ここまで抽象度が高いことを書いたから、ちょっと最近の例をあげて説明してみる。
患者が病院に来るとする。そこで看護師が「今日はどうしました?」とたずねる。これこれこんな感じで具合が悪くなって……と患者は告げる。
診察室に通される。医者は尋ねる。「いつからどんな感じですか~」。患者はさっきも看護師に伝えたけどなと思いながら、今度は医者に向かって語りかける。
医者は話をよく聞いて、診察をはじめる。このとき、患者はもう同じことを言わなくてもいいんだと思って体を医者に預けるのだが……
このとき実は医者は、「患者が言ったことをまたあらためて自分の目や手や耳で確認しようとしている」。
診察というのは、かたちは違うけれども、大きな意味では「患者の声を聞く行動」である。患者自身が言葉にしていない部分、できない部分、気づいてもいない部分を探るために診察がある。
だからこれはいってみれば「くり返し」なのだ。
「手を変え品を変え」と言ってもいい。
そして医者は血液検査を出すだろう。このとき、血液の中に含まれる様々な物体の量を見たり、性質を確かめたりするわけだが……。
察しのいい人は気づくだろう。これも、「問診や診察では聞けなかった、患者の体が発する声」を聞く作業だということに。
X線をとるのもいっしょだ。CTをとっても同じ事だ。
患者の体が発するメッセージを、くり返しうけとめて、積み重ねていくということ。
実はこれが医療の根幹である。患者が言ったことをうのみにするだけの医者は無能に違いない。「かぜだと思うんですよね」のひとことで、「じゃかぜだと思います」と答える医者がいると、なんだかヤブ医者っぽくないか? それはくり返しが少ないからだ。
で、えー、みなさんが喜ぶことを書くと、
「PCRをやれば新型コロナウイルスだってわかるんですよね?」
の一文にはくり返しがない。つまりこれは医療としては不完全なのである。患者の体の中で起こっていることをできるだけ丁寧に探ろうと思う時、PCRだけで何かを決めるなんてことはありえない! 何かをくり返す。何かを積み重ねる。
患者の症状は? 熱はどう? せきや鼻水は?
周囲の状況は? そもそも今の社会にどれくらいの患者がいると予想される?
これまでの時間経過は? 患者は昨日どうだったか、おとといはどうだったか?
周囲に同様の症状を示した人はいたか?
こういった内容を逐一確認して、患者を十重二十重に取り囲むように、くり返し、くり返し、情報を多彩にとりこんで、積み重ねていく。とことん積み重ねていく。
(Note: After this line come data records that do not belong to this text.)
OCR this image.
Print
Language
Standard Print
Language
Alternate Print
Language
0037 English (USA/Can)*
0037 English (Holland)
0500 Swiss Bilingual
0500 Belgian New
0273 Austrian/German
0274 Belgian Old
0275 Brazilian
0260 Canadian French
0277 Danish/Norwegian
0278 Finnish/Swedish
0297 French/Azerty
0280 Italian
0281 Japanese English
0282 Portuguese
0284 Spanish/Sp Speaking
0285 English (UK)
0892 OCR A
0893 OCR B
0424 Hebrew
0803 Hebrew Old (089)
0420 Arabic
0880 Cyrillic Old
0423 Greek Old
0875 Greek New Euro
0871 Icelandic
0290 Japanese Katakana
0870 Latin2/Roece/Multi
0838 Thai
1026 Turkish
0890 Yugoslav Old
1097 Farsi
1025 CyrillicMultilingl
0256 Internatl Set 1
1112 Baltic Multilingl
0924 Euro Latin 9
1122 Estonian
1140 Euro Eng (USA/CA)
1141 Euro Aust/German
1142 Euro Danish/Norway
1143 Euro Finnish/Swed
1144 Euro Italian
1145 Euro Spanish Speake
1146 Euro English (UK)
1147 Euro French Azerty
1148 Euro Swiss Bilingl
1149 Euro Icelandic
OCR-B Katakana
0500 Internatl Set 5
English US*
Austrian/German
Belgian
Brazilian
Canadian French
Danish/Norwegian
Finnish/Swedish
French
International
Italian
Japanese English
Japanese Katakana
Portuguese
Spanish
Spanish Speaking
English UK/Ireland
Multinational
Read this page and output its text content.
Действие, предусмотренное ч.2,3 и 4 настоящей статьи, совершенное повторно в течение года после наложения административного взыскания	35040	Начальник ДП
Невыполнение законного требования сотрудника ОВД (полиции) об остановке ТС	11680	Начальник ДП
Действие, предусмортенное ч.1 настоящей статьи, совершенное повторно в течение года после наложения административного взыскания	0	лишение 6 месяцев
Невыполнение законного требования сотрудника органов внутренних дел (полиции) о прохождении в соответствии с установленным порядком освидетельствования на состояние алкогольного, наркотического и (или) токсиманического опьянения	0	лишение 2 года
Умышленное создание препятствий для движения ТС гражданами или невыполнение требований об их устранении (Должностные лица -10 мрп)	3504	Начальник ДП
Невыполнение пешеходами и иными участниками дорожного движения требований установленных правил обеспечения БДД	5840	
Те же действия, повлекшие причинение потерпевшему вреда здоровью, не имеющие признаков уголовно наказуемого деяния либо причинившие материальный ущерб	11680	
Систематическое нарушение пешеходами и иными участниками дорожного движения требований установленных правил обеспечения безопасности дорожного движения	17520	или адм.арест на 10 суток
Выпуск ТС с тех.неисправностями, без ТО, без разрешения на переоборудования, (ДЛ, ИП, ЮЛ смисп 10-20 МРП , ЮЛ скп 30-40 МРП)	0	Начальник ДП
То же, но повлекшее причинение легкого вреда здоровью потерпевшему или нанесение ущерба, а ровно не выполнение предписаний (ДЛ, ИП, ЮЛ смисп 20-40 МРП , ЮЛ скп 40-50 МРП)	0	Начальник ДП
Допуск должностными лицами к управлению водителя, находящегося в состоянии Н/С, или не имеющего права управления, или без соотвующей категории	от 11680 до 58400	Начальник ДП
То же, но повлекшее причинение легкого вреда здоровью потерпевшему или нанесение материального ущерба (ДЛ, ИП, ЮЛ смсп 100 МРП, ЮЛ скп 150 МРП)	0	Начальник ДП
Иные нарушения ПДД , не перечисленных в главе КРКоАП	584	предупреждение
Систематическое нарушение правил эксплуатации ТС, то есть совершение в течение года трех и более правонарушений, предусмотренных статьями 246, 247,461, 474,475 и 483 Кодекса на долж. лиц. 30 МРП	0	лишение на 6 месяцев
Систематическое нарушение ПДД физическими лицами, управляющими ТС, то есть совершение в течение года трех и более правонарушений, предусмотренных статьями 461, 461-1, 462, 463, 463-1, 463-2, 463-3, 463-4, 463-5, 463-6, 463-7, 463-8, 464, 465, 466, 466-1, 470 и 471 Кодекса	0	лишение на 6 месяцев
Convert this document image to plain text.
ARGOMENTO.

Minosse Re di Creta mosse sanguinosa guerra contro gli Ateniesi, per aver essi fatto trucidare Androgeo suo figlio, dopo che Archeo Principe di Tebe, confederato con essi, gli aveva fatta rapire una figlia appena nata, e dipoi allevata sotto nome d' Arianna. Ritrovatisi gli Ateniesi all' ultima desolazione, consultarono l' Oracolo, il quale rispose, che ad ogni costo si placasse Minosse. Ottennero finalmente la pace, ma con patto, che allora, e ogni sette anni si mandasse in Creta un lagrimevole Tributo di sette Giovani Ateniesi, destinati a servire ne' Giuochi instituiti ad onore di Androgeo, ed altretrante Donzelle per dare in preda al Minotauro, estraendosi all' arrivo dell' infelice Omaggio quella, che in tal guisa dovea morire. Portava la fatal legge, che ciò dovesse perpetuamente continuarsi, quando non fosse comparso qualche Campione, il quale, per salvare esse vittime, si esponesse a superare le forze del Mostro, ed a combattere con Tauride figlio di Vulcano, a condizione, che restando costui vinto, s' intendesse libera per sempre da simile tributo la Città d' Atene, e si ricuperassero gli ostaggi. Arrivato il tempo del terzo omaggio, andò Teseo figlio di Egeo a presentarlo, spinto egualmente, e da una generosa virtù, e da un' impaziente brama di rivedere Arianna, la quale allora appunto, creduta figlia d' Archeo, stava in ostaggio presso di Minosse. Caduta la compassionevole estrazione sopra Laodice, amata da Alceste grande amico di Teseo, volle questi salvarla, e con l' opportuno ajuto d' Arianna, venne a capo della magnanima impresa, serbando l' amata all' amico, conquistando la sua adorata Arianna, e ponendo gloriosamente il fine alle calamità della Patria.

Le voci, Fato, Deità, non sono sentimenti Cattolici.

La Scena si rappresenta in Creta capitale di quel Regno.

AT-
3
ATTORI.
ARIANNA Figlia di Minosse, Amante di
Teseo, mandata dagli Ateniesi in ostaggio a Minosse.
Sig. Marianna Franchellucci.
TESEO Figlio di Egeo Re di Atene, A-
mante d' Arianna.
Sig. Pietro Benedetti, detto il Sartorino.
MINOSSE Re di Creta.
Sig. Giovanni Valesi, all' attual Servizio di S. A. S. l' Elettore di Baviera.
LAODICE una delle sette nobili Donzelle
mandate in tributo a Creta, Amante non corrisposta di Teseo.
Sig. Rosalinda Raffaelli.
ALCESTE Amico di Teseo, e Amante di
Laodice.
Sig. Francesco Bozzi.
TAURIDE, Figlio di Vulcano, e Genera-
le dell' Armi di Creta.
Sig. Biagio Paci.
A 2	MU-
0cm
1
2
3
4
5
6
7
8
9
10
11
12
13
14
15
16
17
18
そこにひとひら乗っかるのがPCRという「いち検査」であるということ……。
ウフフこんな感じで、医療ってのはくり返し、積み重ねるものなんですけどね、病理学もまさにそうなんですよね、みたいなことを、17万字かけて書いた本がいずれ出るので、ブログの読者は興味があったら図書館に申請してください。医学書だから買う必要はないよ。